And supper being ended,…He poureth water into a basin, and began to wash the disciples’ feet, and to wipe them with the towel wherewith he was girded.
I call this “the Zen act.” What is a Zen act? – a Zen act is an act in which you say that which cannot be said in any other way. There are things which can be said, there are things which cannot be said, and there are things which can only be acted upon. Through action, total action, they can be said; there is no other way to say them. In Zen, the master always gives a certain problem for the disciple to find out the answer to. They call it a “koan.” The disciple goes on finding out answers, and comes again and again, every morning, to see the master and to give his answer. But the master goes on saying, “No, this is not the answer.” Sometimes it happens that even before the disciple has said anything the master says, “No, this is not the answer.” Sometimes this too happens: the disciple is coming, he is just outside the door and the master shouts from inside, “No, this is not the answer.” Only later on, when the disciple becomes enlightened, does he understand what was the matter – the master had given a problem which could not be answered verbally. You can act upon it. Only action can answer it, nothing else, because only action can be total.

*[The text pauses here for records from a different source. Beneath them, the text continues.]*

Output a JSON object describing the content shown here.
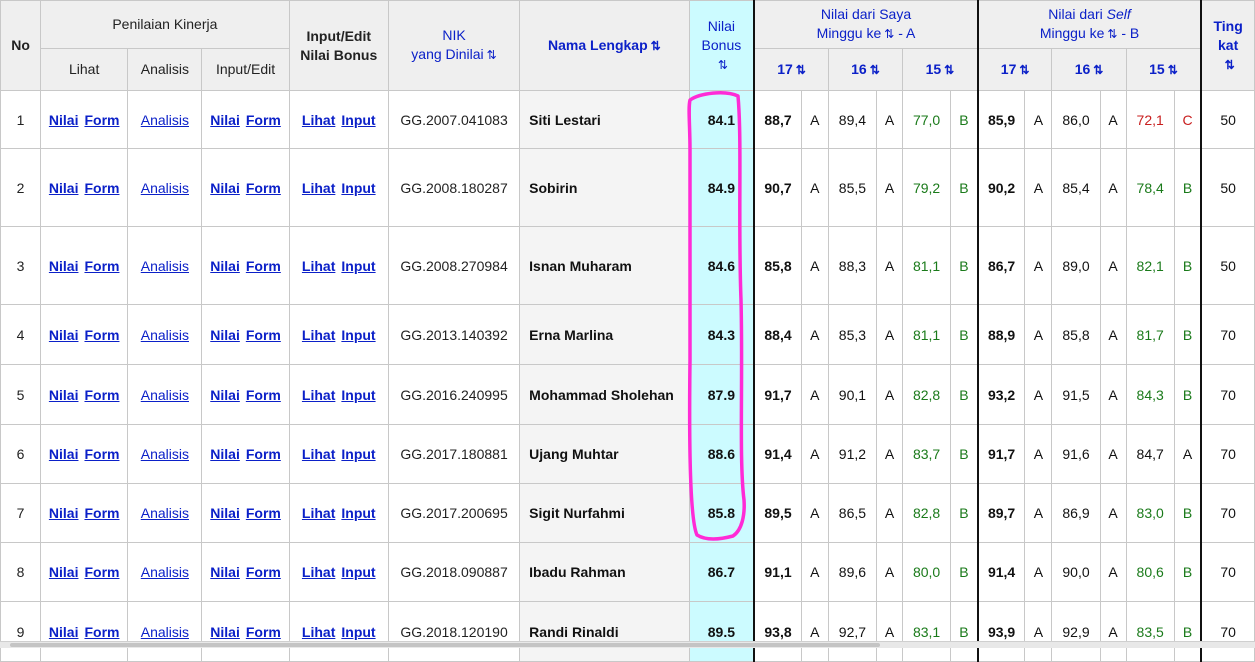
{
  "headers": {
    "no": "No",
    "penilaian": "Penilaian Kinerja",
    "lihat": "Lihat",
    "analisis": "Analisis",
    "input_edit": "Input/Edit",
    "bonus_line1": "Input/Edit",
    "bonus_line2": "Nilai Bonus",
    "nik_line1": "NIK",
    "nik_line2": "yang Dinilai",
    "nama": "Nama Lengkap",
    "nilai_bonus_line1": "Nilai",
    "nilai_bonus_line2": "Bonus",
    "saya_line1": "Nilai dari Saya",
    "saya_line2": "Minggu ke",
    "saya_suffix": "- A",
    "self_line1_a": "Nilai dari ",
    "self_line1_b": "Self",
    "self_line2": "Minggu ke",
    "self_suffix": "- B",
    "tingkat_line1": "Ting",
    "tingkat_line2": "kat",
    "weeks": [
      "17",
      "16",
      "15"
    ],
    "sort_icon": "⇅"
  },
  "links": {
    "nilai": "Nilai",
    "form": "Form",
    "analisis": "Analisis",
    "lihat": "Lihat",
    "input": "Input"
  },
  "colors": {
    "link": "#0b20c8",
    "bonus_bg": "#ccfbff",
    "grade_B": "#1a7a1a",
    "grade_C": "#c81e1e",
    "annotation": "#ff2bd6"
  },
  "rows": [
    {
      "no": "1",
      "nik": "GG.2007.041083",
      "name": "Siti Lestari",
      "bonus": "84.1",
      "saya": [
        [
          "88,7",
          "A"
        ],
        [
          "89,4",
          "A"
        ],
        [
          "77,0",
          "B"
        ]
      ],
      "self": [
        [
          "85,9",
          "A"
        ],
        [
          "86,0",
          "A"
        ],
        [
          "72,1",
          "C"
        ]
      ],
      "tingkat": "50"
    },
    {
      "no": "2",
      "nik": "GG.2008.180287",
      "name": "Sobirin",
      "bonus": "84.9",
      "saya": [
        [
          "90,7",
          "A"
        ],
        [
          "85,5",
          "A"
        ],
        [
          "79,2",
          "B"
        ]
      ],
      "self": [
        [
          "90,2",
          "A"
        ],
        [
          "85,4",
          "A"
        ],
        [
          "78,4",
          "B"
        ]
      ],
      "tingkat": "50"
    },
    {
      "no": "3",
      "nik": "GG.2008.270984",
      "name": "Isnan Muharam",
      "bonus": "84.6",
      "saya": [
        [
          "85,8",
          "A"
        ],
        [
          "88,3",
          "A"
        ],
        [
          "81,1",
          "B"
        ]
      ],
      "self": [
        [
          "86,7",
          "A"
        ],
        [
          "89,0",
          "A"
        ],
        [
          "82,1",
          "B"
        ]
      ],
      "tingkat": "50"
    },
    {
      "no": "4",
      "nik": "GG.2013.140392",
      "name": "Erna Marlina",
      "bonus": "84.3",
      "saya": [
        [
          "88,4",
          "A"
        ],
        [
          "85,3",
          "A"
        ],
        [
          "81,1",
          "B"
        ]
      ],
      "self": [
        [
          "88,9",
          "A"
        ],
        [
          "85,8",
          "A"
        ],
        [
          "81,7",
          "B"
        ]
      ],
      "tingkat": "70"
    },
    {
      "no": "5",
      "nik": "GG.2016.240995",
      "name": "Mohammad Sholehan",
      "bonus": "87.9",
      "saya": [
        [
          "91,7",
          "A"
        ],
        [
          "90,1",
          "A"
        ],
        [
          "82,8",
          "B"
        ]
      ],
      "self": [
        [
          "93,2",
          "A"
        ],
        [
          "91,5",
          "A"
        ],
        [
          "84,3",
          "B"
        ]
      ],
      "tingkat": "70"
    },
    {
      "no": "6",
      "nik": "GG.2017.180881",
      "name": "Ujang Muhtar",
      "bonus": "88.6",
      "saya": [
        [
          "91,4",
          "A"
        ],
        [
          "91,2",
          "A"
        ],
        [
          "83,7",
          "B"
        ]
      ],
      "self": [
        [
          "91,7",
          "A"
        ],
        [
          "91,6",
          "A"
        ],
        [
          "84,7",
          "A"
        ]
      ],
      "tingkat": "70"
    },
    {
      "no": "7",
      "nik": "GG.2017.200695",
      "name": "Sigit Nurfahmi",
      "bonus": "85.8",
      "saya": [
        [
          "89,5",
          "A"
        ],
        [
          "86,5",
          "A"
        ],
        [
          "82,8",
          "B"
        ]
      ],
      "self": [
        [
          "89,7",
          "A"
        ],
        [
          "86,9",
          "A"
        ],
        [
          "83,0",
          "B"
        ]
      ],
      "tingkat": "70"
    },
    {
      "no": "8",
      "nik": "GG.2018.090887",
      "name": "Ibadu Rahman",
      "bonus": "86.7",
      "saya": [
        [
          "91,1",
          "A"
        ],
        [
          "89,6",
          "A"
        ],
        [
          "80,0",
          "B"
        ]
      ],
      "self": [
        [
          "91,4",
          "A"
        ],
        [
          "90,0",
          "A"
        ],
        [
          "80,6",
          "B"
        ]
      ],
      "tingkat": "70"
    },
    {
      "no": "9",
      "nik": "GG.2018.120190",
      "name": "Randi Rinaldi",
      "bonus": "89.5",
      "saya": [
        [
          "93,8",
          "A"
        ],
        [
          "92,7",
          "A"
        ],
        [
          "83,1",
          "B"
        ]
      ],
      "self": [
        [
          "93,9",
          "A"
        ],
        [
          "92,9",
          "A"
        ],
        [
          "83,5",
          "B"
        ]
      ],
      "tingkat": "70"
    }
  ]
}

Have you ever watched a small child in anger? That is total action; it is not only in the head. Every fiber of his body vibrates with anger – ready to explode, red in the face, as if capable of destroying the whole world – so tiny but so full of atomic energy. Watch a child in anger and you will see what total action is. Or, watch a lover who is in deep love: the mind stops. Even holding the hand of his beloved he is saying something which cannot be said. The very touch shows something, shows something which is beyond words, and the act is total. In anger, in love, in sadness, in bliss, sometimes it happens that the action is total. In dancing, when the dancer disappears and only the dance remains, then the action is total. And a total action is beautiful because a total action is no longer from you. The moment you are total, God is flowing through you.